02 September 2014

Retail Bonds for Retirement Income (My Name is Bond)

I had previously griped about the lack of access for retail investors to invest into bonds in 5 Wishes for X'mas 2014.

"Why can't those 5%, 6%, 7% coupon paying bonds be made available to retail investors? At $250,000 a pop, they're completely out of reach for most. Why the exclusivity when bonds could really lower the risk profile of an investor's portfolio? Imagine all those education and retirement portfolios aiming to get a reasonably safe yield or 4% extraction for retirement?"

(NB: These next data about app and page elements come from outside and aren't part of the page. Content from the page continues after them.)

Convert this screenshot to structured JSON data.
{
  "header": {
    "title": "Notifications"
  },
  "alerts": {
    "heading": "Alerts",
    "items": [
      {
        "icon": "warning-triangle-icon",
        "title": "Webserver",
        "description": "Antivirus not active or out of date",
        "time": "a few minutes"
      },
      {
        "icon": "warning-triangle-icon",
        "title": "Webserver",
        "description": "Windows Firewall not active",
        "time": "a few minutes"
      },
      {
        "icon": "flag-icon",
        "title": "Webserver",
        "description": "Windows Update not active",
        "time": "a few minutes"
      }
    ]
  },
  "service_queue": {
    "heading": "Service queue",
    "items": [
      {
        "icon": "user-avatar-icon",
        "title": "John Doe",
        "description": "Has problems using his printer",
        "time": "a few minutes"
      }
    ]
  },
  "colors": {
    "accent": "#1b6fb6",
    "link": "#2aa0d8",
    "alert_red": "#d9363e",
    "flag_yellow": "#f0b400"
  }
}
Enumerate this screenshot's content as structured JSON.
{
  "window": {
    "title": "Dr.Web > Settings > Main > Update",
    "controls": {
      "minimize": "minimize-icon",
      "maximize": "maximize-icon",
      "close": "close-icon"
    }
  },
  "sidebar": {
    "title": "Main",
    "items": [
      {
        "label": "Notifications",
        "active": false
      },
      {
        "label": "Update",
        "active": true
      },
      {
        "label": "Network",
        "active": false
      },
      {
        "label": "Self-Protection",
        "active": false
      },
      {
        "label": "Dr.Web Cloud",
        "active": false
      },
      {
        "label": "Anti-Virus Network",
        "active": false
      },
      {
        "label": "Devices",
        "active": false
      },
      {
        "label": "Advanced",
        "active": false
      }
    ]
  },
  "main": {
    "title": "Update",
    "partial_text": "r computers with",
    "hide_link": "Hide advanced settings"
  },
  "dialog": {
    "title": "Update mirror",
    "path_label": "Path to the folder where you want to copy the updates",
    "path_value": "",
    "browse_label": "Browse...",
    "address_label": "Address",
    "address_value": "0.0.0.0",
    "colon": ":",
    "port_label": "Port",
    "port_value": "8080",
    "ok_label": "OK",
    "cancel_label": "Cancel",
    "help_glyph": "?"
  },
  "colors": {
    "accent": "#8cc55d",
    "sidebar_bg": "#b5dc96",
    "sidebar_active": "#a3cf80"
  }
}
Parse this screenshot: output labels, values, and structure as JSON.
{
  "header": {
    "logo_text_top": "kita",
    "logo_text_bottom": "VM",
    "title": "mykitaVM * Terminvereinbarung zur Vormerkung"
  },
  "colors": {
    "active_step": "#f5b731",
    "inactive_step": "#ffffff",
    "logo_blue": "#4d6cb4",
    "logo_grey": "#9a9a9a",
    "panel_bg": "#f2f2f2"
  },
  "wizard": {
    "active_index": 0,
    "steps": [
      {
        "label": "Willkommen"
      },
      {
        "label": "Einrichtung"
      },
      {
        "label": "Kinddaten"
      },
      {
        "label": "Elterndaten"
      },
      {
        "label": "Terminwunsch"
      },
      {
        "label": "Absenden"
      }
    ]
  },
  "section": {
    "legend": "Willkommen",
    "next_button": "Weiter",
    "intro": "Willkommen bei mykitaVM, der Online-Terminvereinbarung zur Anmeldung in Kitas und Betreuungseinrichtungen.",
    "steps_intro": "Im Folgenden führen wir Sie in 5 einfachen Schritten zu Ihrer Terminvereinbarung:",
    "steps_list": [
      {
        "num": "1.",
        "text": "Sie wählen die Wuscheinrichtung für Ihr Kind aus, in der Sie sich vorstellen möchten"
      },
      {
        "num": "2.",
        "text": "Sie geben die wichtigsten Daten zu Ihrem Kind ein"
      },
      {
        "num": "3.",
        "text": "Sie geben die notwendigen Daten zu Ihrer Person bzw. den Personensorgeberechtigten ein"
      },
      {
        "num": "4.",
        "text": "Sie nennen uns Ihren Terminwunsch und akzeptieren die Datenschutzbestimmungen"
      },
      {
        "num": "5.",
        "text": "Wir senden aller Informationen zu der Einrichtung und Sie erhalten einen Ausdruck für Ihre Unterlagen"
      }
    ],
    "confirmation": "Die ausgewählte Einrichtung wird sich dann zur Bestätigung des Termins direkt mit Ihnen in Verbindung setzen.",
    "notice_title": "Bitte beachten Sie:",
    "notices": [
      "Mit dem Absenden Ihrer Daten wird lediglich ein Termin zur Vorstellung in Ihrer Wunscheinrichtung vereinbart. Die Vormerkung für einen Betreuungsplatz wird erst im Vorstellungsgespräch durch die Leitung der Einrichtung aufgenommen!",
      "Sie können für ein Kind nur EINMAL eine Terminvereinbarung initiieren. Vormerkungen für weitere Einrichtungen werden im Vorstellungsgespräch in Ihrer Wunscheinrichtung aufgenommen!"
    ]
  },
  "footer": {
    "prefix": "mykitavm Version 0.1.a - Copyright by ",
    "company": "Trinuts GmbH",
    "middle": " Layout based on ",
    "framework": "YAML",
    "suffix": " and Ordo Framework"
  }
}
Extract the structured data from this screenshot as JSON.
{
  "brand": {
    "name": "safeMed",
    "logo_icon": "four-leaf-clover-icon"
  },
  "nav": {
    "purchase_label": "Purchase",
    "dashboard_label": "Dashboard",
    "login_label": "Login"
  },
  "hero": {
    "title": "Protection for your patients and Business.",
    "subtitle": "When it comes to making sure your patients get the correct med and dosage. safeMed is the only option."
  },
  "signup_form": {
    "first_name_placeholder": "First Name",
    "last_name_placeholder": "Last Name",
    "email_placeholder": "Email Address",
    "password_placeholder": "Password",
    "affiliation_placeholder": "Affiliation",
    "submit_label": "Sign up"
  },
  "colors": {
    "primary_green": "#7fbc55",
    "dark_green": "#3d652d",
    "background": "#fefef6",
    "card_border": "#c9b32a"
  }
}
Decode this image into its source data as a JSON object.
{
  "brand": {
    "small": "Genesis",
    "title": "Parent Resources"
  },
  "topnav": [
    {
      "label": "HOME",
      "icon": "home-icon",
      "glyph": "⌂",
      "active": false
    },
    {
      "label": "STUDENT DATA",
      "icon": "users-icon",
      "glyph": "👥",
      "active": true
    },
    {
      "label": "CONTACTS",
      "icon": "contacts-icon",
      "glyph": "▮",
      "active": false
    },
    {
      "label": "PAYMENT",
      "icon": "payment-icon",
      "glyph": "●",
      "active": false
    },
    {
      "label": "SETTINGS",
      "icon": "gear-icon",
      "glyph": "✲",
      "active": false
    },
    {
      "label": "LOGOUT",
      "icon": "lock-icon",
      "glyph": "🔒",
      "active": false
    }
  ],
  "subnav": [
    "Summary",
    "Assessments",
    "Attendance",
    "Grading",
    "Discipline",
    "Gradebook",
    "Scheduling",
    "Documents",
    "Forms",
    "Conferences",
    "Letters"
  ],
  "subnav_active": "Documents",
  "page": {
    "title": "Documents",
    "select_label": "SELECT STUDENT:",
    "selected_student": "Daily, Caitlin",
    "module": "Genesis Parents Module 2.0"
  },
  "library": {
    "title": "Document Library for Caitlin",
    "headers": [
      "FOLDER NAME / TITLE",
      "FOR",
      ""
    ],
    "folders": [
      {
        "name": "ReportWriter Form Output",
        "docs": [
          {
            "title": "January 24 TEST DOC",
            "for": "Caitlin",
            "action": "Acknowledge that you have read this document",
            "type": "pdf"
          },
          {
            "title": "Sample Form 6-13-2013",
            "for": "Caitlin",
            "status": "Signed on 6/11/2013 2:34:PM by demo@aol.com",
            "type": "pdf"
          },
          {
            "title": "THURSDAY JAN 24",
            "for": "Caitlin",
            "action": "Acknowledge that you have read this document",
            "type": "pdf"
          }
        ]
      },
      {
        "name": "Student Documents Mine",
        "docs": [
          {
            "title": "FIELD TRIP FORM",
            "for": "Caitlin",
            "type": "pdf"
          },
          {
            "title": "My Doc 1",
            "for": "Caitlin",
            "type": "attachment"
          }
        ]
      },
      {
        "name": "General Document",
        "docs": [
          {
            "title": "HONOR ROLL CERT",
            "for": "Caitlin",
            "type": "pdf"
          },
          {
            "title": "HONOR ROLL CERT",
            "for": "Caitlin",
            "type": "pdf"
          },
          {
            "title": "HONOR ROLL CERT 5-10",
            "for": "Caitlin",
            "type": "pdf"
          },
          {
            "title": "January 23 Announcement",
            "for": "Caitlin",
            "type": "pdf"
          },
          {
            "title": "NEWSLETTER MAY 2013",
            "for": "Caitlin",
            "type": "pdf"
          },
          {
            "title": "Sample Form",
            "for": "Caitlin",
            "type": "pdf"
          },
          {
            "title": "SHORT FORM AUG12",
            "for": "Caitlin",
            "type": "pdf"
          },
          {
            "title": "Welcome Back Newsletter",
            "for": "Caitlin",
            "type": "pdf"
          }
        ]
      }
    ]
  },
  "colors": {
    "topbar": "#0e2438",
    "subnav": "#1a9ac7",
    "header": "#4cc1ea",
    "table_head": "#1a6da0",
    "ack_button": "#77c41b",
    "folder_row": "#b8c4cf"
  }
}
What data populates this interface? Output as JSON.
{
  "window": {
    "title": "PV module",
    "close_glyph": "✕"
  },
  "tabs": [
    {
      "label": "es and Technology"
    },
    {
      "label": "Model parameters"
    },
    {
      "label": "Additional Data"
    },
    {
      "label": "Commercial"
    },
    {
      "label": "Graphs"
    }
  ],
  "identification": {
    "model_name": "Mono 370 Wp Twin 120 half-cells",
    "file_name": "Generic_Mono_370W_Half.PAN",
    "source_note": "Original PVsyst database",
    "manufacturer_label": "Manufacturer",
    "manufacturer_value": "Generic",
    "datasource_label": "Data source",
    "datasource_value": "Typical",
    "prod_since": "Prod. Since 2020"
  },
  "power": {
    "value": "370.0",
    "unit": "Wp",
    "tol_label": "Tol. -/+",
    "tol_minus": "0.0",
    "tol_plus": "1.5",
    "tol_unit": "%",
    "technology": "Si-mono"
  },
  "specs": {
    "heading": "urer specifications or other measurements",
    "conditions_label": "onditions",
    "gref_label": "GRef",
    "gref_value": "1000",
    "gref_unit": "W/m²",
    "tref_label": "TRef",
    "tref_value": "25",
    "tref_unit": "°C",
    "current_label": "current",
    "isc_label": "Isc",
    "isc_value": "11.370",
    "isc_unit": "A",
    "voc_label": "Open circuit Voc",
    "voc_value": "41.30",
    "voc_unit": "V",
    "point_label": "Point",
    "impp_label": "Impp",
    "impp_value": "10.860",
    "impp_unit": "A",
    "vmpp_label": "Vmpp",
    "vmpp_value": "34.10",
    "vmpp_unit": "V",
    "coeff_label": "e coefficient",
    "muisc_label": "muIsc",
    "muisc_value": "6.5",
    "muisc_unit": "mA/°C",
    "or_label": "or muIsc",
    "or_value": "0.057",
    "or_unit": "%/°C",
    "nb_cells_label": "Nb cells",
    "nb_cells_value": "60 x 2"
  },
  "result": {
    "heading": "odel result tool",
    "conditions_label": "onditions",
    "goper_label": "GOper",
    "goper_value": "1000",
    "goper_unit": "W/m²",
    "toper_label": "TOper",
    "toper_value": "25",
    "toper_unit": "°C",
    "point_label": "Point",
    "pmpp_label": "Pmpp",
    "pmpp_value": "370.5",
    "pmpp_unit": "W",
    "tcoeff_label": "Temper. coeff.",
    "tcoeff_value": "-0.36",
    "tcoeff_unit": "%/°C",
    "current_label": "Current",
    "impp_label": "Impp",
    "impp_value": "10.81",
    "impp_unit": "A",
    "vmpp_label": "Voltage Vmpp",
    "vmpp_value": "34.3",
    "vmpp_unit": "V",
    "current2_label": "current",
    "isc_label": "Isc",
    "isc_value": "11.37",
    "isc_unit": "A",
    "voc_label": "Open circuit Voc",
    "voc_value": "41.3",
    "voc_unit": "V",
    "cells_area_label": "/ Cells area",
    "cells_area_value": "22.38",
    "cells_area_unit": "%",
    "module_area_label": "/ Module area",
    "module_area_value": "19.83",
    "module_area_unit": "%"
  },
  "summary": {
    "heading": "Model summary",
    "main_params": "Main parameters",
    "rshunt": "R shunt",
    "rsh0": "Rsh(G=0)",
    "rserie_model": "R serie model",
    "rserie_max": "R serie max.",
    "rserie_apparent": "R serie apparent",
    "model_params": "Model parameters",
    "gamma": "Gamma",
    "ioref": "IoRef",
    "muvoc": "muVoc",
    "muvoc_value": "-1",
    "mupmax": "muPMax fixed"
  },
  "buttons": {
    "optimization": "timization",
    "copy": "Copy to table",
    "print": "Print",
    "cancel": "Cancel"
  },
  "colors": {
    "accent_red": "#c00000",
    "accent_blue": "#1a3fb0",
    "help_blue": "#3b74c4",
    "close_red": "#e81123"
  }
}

Well, the good news is that the Consultation Paper on Facilitating Bond Offerings to Retail Investors (MAS) is out! Looks like there is a good possibility that retail investors would in due course be able to invest in bonds at smaller lot sizes.

Yet another of my early X'mas wish list being realised.

Unfortunately, if the smaller lot size for bonds is only offered through retailing in the secondary market, retail investors may not gain the full benefit of the bond coupon rates as it could very well normalise back to the risk-free level of the prevailing risk-free market rates of SGS bonds, padded with a difference based on the risk profile of the underlying company?

It is after all a consultation paper and the final form could still evolve. In any case, it is an interesting development.

Wouldn't it be great to be able to take $100,000 (excess above minimum sum from CPF at age 55) and invest in a range of bonds at $10,000 per series, giving >4% coupons (i.e. >$4,000 per annum or >$330 per month)? That's a personal bond unit trust!